Sensualité et érotisme

22De même, Marie Hartmann montre que, contrairement aux autres romans, le sexe n’est pas belliqueux dans Le Jardin des Plantes. Toutefois, comme Gastone Novelli, Claude Simon rejette toute transcendance et tout interdit et dans le roman, l’acte sexuel, assimilé à une messe, insiste sur l’immanence des corps. L’érotisme se lit comme une entreprise de désacralisation :

« Fructis ventris tui sur le dos cuisses me serrant la tête. “Calice terme de botanique enveloppe extérieure en forme de coupe qui enferme la corolle et les organes sexuels de la fleur”31 (Littré) ».

23Une thématique sensuelle innerve l’écriture du roman et le rôle vital du désir amoureux constitue un autre point de convergence entre Le Jardin des Plantes et le surréalisme. L’écriture permet à Claude Simon un « franchissement des limites imposées dans la réalité quotidienne » (p. 248).

*

24Ce n’était pas sans rappeler par une habile prétérition les accusations d’être un auteur « illisible », « difficile » ou « confus » que Claude Simon accueillit son Nobel32. Mireille Calle-Gruber a expliqué que c’est en effet avec l’impouvoir de raconter que commence la littérature chez Claude Simon. L’écriture manifeste l’« impossible traduction des sensation dans les limites d’un usage codifié de la langue » (p. 35) et se donne ainsi pour tâche de faire naître formes sensibles. Les notes de cours de Merleau Ponty sur Claude Simon mobilisées par Marie Hartmann rappellent une fois encore la capacité de la langue simonienne à emprunter à la peinture pour faire sentir et faire voir. Ainsi, la/le rose dans Le Jardin des Plantes figure ce qui se dérobe aux mots et « souligne le pouvoir d’invention et le pouvoir mémoriel du langage » (p. 78) et se veut un recours plastique et poétique suppléant aux manquements de la langue qui ne se réduit jamais à une signification unique.

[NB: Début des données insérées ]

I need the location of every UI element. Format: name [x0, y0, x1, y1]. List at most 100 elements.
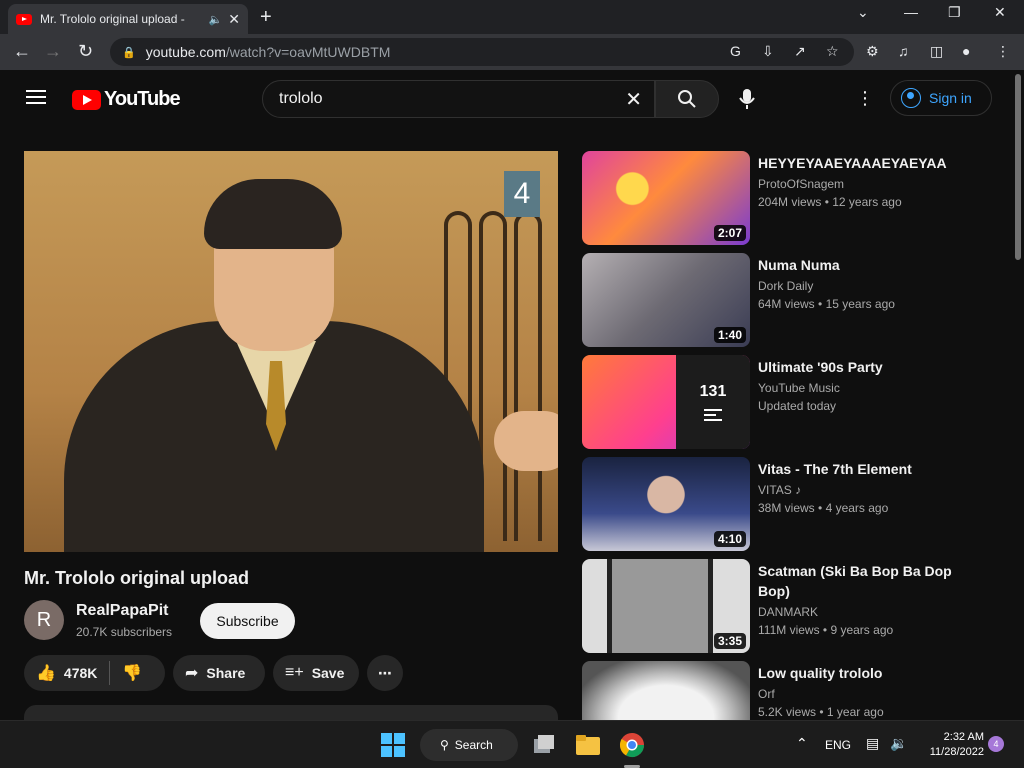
video-thumbnail[interactable]: 4:10 [582, 457, 750, 551]
windows-start-icon[interactable] [381, 733, 405, 757]
video-duration: 2:07 [713, 225, 746, 241]
scrollbar-thumb[interactable] [1015, 74, 1021, 260]
channel-name[interactable]: RealPapaPit [76, 602, 168, 620]
close-tab-icon[interactable]: ✕ [228, 11, 240, 28]
speaker-icon[interactable]: 🔈 [209, 13, 223, 26]
profile-icon[interactable]: ● [962, 43, 970, 59]
show-hidden-icons-icon[interactable]: ⌃ [796, 735, 808, 752]
tab-title: Mr. Trololo original upload - [40, 12, 185, 26]
more-actions-button[interactable]: ⋯ [367, 655, 403, 691]
install-app-icon[interactable]: ⇩ [762, 43, 774, 60]
recommended-video[interactable]: 1:40 Numa Numa Dork Daily 64M views • 15… [582, 253, 962, 347]
channel-avatar[interactable]: R [24, 600, 64, 640]
bookmark-star-icon[interactable]: ☆ [826, 43, 839, 60]
clear-search-icon[interactable]: ✕ [625, 87, 642, 112]
video-duration: 3:35 [713, 633, 746, 649]
system-clock[interactable]: 2:32 AM 11/28/2022 [914, 730, 984, 760]
save-playlist-icon: ≡+ [285, 664, 304, 681]
restore-icon[interactable]: ❐ [948, 4, 961, 21]
tab-search-icon[interactable]: ⌄ [857, 4, 869, 21]
save-button[interactable]: ≡+ Save [273, 655, 359, 691]
page-scrollbar[interactable] [1012, 70, 1024, 720]
channel-name[interactable]: VITAS ♪ [758, 483, 801, 497]
search-query: trololo [279, 90, 323, 107]
playlist-thumbnail[interactable]: 131 [582, 355, 750, 449]
back-icon[interactable]: ← [13, 41, 31, 62]
video-thumbnail[interactable] [582, 661, 750, 720]
channel-name[interactable]: ProtoOfSnagem [758, 177, 844, 191]
volume-icon[interactable]: 🔉 [890, 735, 907, 752]
media-control-icon[interactable]: ♫ [898, 43, 909, 59]
lock-icon[interactable]: 🔒 [122, 46, 136, 59]
view-count: 111M views [758, 623, 820, 637]
upload-age: 12 years ago [832, 195, 902, 209]
video-title[interactable]: Low quality trololo [758, 663, 958, 683]
channel-name[interactable]: Orf [758, 687, 775, 701]
notification-badge[interactable]: 4 [988, 736, 1004, 752]
close-window-icon[interactable]: ✕ [994, 4, 1006, 21]
video-title[interactable]: Vitas - The 7th Element [758, 459, 958, 479]
recommended-video[interactable]: 4:10 Vitas - The 7th Element VITAS ♪ 38M… [582, 457, 962, 551]
channel-name-text: VITAS [758, 483, 792, 497]
taskbar-search-button[interactable]: ⚲ Search [420, 729, 518, 761]
view-count: 38M views [758, 501, 815, 515]
video-thumbnail[interactable]: 2:07 [582, 151, 750, 245]
share-label: Share [206, 665, 246, 681]
input-language[interactable]: ENG [825, 738, 851, 752]
playlist-title[interactable]: Ultimate '90s Party [758, 357, 958, 377]
video-meta: 111M views • 9 years ago [758, 623, 894, 637]
video-title: Mr. Trololo original upload [24, 568, 249, 588]
guide-menu-icon[interactable] [26, 90, 46, 104]
clock-date: 11/28/2022 [929, 746, 984, 758]
video-title[interactable]: HEYYEYAAEYAAAEYAEYAA [758, 153, 958, 173]
sign-in-button[interactable]: Sign in [890, 80, 992, 116]
search-input[interactable]: trololo ✕ [262, 80, 655, 118]
recommended-playlist[interactable]: 131 Ultimate '90s Party YouTube Music Up… [582, 355, 962, 449]
video-title[interactable]: Scatman (Ski Ba Bop Ba Dop Bop) [758, 561, 958, 601]
subscribe-button[interactable]: Subscribe [200, 603, 295, 639]
sign-in-label: Sign in [929, 90, 972, 106]
network-icon[interactable]: ▤ [866, 735, 879, 752]
share-page-icon[interactable]: ↗ [794, 43, 806, 60]
task-view-icon[interactable] [532, 733, 556, 757]
extensions-icon[interactable]: ⚙ [866, 43, 879, 60]
side-panel-icon[interactable]: ◫ [930, 43, 943, 60]
forward-icon[interactable]: → [44, 41, 62, 62]
search-button[interactable] [655, 80, 719, 118]
recommended-video[interactable]: 3:35 Scatman (Ski Ba Bop Ba Dop Bop) DAN… [582, 559, 962, 653]
share-button[interactable]: ➦ Share [173, 655, 265, 691]
chrome-icon[interactable] [619, 732, 645, 758]
browser-tab-active[interactable]: Mr. Trololo original upload - 🔈 ✕ [8, 4, 248, 34]
google-lens-icon[interactable]: G [730, 43, 741, 59]
playlist-count-pane: 131 [676, 355, 750, 449]
channel-name[interactable]: YouTube Music [758, 381, 840, 395]
like-icon[interactable]: 👍 [36, 663, 56, 683]
channel-name[interactable]: Dork Daily [758, 279, 813, 293]
upload-age: 15 years ago [825, 297, 895, 311]
recommended-video[interactable]: Low quality trololo Orf 5.2K views • 1 y… [582, 661, 962, 720]
settings-kebab-icon[interactable]: ⋮ [856, 88, 874, 109]
taskbar-search-label: Search [454, 738, 493, 752]
video-player[interactable]: 4 [24, 151, 558, 552]
like-count[interactable]: 478K [64, 665, 97, 681]
new-tab-icon[interactable]: + [260, 6, 272, 29]
voice-search-button[interactable] [732, 84, 762, 114]
video-title[interactable]: Numa Numa [758, 255, 958, 275]
url-path: /watch?v=oavMtUWDBTM [225, 44, 391, 60]
dislike-icon[interactable]: 👎 [122, 663, 142, 683]
reload-icon[interactable]: ↻ [78, 41, 93, 62]
channel-number-sign: 4 [504, 171, 540, 217]
file-explorer-icon[interactable] [575, 733, 601, 757]
video-meta: 64M views • 15 years ago [758, 297, 895, 311]
video-thumbnail[interactable]: 1:40 [582, 253, 750, 347]
clock-time: 2:32 AM [943, 731, 984, 743]
channel-name[interactable]: DANMARK [758, 605, 818, 619]
youtube-logo[interactable]: YouTube [72, 88, 181, 111]
share-icon: ➦ [185, 665, 199, 682]
more-horizontal-icon: ⋯ [378, 664, 392, 681]
address-bar[interactable]: 🔒 youtube.com/watch?v=oavMtUWDBTM [110, 38, 854, 66]
recommended-video[interactable]: 2:07 HEYYEYAAEYAAAEYAEYAA ProtoOfSnagem … [582, 151, 962, 245]
browser-menu-icon[interactable]: ⋮ [996, 43, 1010, 60]
minimize-icon[interactable]: — [904, 4, 918, 20]
video-thumbnail[interactable]: 3:35 [582, 559, 750, 653]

25Marie Hartmann manifeste une nouvelle fois par cette monographie une lecture approfondie de l’œuvre simonienne dont le corpus quasi complet est fréquemment mobilisé. L’analyse stylistique de la chercheuse, qui se double d’une pratique de la génétique des textes, s’inspire de la « non-méthode » développée par Starobinski, et opte pour une confrontation — à l’instar de l’auteur lui-même — au sens du contexte, ouvrant sur un questionnement sur « le sens de la vie » tel que l’a proposé Dominique Rabaté.